Spondylocostal dysostosis (SCD) is an inherited disorder that is characterized by the presence of extensive hemivertebrae, truncal shortening and abnormally aligned ribs. It arises during embryonic development by a disruption of formation of somites (the precursor tissue of the vertebrae, ribs and associated tendons and muscles). Previously, three genes causing a subset of autosomal recessive forms of this disease have been identified: DLL3 (SCDO1: MIM 277300), MESP2 (SCDO2: MIM 608681) and LFNG (SCDO3: MIM609813). These genes are all important components of the Notch signaling pathway, which has multiple roles in development and disease. Here we have used autozygosity mapping to identify a mutation in a fourth Notch pathway gene, HAIRY-AND-ENHANCER-OF-SPLIT-7 (HES7), in an autosomal recessive SCD family. HES7 encodes a bHLH-Orange domain transcriptional repressor protein that is both a direct target of the Notch signaling pathway, and part of a negative feedback mechanism required to attenuate Notch signaling.
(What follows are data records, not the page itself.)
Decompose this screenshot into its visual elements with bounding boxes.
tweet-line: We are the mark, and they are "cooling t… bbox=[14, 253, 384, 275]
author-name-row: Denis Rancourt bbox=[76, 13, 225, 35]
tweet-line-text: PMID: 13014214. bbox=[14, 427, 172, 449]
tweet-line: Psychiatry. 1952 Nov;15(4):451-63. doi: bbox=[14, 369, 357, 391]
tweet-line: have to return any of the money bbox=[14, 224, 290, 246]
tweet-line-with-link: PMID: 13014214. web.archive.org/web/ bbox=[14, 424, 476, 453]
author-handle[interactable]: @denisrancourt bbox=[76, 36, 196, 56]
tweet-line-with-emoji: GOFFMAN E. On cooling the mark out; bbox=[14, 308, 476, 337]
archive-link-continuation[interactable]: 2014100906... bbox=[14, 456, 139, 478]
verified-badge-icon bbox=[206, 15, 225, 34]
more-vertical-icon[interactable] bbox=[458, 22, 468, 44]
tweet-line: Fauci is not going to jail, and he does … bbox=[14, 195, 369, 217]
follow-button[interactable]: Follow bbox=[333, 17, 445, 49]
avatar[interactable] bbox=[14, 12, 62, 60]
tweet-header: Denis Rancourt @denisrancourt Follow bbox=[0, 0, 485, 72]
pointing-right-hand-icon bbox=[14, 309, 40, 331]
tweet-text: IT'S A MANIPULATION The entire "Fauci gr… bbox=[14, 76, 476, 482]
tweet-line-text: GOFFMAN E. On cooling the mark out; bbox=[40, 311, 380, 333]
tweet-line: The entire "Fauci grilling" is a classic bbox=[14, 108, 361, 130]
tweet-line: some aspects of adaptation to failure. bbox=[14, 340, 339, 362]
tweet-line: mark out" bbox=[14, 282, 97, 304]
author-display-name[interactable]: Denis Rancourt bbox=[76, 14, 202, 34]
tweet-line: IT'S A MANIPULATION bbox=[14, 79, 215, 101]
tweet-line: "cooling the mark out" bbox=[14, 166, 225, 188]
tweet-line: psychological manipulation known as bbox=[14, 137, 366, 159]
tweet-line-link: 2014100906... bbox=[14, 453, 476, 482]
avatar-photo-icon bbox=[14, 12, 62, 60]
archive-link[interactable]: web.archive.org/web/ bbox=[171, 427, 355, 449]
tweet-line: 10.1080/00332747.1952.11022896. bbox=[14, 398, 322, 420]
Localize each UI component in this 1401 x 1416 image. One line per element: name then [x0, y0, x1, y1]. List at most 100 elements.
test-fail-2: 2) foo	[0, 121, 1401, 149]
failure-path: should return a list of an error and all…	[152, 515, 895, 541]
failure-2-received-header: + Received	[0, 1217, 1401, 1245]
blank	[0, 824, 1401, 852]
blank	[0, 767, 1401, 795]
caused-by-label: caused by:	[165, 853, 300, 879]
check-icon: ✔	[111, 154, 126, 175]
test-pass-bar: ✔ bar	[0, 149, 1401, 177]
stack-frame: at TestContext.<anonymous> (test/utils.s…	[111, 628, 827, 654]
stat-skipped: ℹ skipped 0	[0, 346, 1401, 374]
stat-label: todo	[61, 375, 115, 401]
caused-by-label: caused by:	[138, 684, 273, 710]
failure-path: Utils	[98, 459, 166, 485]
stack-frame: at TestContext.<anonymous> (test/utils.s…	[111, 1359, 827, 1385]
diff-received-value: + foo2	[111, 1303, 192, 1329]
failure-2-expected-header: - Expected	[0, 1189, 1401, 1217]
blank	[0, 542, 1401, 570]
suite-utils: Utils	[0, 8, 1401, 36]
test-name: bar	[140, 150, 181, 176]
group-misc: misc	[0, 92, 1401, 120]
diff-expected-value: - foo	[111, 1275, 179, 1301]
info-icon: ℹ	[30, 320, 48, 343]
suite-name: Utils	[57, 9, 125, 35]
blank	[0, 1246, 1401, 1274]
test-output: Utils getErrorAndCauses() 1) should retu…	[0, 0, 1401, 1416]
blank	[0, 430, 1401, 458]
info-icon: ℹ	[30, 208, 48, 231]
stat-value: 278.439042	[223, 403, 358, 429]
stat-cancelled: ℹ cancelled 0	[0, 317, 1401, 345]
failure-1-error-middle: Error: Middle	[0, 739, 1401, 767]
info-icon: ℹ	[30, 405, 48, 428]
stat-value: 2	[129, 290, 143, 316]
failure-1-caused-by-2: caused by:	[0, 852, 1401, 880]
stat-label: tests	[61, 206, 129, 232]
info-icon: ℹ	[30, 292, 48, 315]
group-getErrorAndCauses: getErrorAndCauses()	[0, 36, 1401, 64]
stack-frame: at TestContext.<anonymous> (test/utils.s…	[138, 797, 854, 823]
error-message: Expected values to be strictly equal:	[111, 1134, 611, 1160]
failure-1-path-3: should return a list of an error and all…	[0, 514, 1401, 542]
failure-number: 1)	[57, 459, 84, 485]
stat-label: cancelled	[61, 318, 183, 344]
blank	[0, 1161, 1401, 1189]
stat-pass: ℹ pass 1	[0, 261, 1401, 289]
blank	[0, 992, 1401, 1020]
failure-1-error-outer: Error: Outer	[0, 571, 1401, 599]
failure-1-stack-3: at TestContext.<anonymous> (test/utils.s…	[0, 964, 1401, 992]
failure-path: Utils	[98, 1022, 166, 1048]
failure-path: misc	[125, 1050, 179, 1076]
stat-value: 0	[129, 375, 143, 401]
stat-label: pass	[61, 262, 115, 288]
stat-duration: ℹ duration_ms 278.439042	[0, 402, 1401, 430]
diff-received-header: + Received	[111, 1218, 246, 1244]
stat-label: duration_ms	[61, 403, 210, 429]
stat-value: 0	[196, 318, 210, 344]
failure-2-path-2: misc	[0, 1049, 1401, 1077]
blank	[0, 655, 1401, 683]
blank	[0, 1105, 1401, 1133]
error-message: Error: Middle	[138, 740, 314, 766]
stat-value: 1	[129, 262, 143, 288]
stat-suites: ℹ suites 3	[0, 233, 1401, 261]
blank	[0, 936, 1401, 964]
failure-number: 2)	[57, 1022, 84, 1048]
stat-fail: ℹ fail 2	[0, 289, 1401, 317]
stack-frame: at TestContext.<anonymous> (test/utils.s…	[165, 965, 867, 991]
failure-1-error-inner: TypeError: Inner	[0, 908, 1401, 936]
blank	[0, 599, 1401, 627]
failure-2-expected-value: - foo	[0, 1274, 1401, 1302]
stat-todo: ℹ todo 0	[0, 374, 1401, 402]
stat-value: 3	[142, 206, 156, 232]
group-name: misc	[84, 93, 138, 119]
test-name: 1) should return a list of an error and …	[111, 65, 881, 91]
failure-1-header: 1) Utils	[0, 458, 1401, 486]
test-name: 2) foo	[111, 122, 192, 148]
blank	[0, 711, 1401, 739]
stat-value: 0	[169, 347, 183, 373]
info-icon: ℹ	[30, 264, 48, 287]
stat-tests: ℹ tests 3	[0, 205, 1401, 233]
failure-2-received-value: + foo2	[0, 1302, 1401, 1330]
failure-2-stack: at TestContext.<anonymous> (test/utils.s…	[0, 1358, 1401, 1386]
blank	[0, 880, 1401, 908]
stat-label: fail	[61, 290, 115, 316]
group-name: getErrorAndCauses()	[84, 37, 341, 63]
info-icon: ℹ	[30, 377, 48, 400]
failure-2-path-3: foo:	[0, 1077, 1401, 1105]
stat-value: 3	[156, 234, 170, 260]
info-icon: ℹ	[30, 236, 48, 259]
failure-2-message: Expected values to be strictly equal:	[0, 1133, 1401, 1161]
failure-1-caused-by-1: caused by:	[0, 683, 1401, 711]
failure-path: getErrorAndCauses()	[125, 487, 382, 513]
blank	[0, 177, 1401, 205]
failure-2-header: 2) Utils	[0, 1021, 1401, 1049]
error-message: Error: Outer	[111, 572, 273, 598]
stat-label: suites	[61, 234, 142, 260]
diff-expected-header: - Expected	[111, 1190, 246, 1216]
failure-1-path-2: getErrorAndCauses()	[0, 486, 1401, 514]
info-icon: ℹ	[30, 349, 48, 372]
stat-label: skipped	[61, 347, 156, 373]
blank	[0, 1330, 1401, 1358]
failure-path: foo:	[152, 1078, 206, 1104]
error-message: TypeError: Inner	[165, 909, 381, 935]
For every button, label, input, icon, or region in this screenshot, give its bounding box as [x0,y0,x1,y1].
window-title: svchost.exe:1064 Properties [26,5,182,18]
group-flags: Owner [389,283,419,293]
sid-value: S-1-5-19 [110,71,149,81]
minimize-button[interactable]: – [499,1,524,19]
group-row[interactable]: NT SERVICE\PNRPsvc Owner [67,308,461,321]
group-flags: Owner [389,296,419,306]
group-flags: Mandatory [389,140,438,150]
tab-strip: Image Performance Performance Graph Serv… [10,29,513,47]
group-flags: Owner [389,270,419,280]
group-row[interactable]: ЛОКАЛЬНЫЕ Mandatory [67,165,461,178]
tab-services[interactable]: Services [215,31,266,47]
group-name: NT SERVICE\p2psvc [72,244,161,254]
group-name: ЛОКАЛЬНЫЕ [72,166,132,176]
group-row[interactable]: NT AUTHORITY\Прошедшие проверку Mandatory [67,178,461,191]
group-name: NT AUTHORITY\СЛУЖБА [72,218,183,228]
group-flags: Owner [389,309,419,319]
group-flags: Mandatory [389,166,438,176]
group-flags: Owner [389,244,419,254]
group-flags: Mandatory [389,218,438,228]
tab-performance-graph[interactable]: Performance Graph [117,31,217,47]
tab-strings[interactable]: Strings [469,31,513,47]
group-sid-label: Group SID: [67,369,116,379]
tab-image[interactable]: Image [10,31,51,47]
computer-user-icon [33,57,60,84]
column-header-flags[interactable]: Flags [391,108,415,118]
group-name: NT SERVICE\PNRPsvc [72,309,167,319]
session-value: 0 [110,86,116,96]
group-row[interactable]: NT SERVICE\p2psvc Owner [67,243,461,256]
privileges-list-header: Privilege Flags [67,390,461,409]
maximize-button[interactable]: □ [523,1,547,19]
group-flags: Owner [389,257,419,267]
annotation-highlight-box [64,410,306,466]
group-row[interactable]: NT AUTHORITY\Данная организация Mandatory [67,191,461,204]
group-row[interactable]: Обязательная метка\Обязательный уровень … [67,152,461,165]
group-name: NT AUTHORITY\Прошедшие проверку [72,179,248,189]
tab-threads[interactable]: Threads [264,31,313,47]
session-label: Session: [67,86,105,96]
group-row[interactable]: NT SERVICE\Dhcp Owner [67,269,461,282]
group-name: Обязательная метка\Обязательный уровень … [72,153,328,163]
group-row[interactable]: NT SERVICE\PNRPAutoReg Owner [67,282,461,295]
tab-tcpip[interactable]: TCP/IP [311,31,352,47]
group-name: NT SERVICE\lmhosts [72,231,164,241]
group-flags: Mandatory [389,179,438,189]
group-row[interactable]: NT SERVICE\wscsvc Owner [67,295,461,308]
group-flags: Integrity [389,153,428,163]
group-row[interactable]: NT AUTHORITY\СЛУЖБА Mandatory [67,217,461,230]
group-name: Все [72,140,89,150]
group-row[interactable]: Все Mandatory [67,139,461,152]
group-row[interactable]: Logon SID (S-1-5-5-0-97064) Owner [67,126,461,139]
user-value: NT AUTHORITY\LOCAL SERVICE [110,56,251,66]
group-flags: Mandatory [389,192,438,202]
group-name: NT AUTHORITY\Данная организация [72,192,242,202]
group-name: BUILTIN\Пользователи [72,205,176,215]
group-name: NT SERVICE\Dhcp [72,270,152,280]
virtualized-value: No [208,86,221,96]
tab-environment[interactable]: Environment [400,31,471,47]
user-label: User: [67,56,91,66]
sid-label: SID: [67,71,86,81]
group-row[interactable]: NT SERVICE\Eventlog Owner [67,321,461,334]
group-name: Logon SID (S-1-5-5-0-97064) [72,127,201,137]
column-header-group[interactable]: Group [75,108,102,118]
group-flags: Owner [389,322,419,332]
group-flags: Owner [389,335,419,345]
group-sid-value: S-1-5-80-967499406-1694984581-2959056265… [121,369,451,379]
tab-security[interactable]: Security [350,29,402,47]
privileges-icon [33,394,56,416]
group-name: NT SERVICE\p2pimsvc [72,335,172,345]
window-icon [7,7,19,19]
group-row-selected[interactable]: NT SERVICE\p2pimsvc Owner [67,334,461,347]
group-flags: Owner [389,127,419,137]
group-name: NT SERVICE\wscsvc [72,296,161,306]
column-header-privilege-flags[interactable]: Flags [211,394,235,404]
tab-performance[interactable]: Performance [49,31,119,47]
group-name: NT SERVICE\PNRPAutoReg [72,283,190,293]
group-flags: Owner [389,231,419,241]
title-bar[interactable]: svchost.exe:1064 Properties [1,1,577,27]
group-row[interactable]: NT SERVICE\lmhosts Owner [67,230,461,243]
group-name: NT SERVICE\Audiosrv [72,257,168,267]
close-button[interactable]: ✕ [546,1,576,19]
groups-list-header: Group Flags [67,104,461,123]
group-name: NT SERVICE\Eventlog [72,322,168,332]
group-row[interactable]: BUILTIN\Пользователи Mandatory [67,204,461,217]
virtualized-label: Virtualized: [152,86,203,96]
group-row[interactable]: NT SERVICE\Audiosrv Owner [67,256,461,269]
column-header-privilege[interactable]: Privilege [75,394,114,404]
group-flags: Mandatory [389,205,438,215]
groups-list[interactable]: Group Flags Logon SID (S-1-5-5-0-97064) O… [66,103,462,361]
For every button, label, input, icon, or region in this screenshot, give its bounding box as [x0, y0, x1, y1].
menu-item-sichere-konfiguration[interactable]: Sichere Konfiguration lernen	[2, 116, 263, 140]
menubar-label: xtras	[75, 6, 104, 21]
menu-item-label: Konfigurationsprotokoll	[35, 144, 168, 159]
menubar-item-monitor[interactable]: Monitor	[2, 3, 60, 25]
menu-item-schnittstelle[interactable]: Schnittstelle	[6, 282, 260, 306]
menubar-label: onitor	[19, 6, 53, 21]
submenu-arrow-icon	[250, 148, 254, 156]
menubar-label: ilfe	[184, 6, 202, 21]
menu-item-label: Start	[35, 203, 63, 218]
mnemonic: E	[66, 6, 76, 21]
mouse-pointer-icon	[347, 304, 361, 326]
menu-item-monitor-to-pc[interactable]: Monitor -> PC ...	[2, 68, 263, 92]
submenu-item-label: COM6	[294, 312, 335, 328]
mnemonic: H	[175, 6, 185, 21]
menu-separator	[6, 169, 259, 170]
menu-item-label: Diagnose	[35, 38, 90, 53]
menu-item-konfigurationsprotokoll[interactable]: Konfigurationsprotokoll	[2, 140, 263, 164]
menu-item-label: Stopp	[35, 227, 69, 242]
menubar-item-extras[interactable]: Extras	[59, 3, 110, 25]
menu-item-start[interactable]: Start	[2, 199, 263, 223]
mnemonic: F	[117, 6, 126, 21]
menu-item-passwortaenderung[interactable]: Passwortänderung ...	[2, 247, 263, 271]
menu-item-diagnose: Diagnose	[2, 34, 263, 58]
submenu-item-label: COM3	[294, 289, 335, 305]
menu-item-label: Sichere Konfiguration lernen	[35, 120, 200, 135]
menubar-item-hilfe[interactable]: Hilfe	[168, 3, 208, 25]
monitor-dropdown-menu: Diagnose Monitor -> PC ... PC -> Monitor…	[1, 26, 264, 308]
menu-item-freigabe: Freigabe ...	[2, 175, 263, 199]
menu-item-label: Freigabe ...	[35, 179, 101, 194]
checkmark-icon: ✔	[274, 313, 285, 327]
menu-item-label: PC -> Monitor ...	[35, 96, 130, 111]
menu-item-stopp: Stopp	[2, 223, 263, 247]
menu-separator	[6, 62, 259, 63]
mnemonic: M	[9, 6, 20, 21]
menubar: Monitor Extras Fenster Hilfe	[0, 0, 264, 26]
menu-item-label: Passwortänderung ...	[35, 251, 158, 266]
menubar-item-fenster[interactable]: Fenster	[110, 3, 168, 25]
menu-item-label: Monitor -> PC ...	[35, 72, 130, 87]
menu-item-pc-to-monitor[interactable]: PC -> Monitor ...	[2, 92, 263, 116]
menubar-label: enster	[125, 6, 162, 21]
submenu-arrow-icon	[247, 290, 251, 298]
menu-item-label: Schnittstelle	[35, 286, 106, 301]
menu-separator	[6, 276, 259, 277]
A missense mutation was identified in the DNA-binding domain of the HES7 protein. Functional analysis revealed that the mutant HES7 was not able to repress gene expression by DNA binding or protein heterodimerization. This is the first report of mutation in the human HES7 gene, and provides further evidence for the importance of the Notch signaling pathway in the correct patterning of the axial skeleton.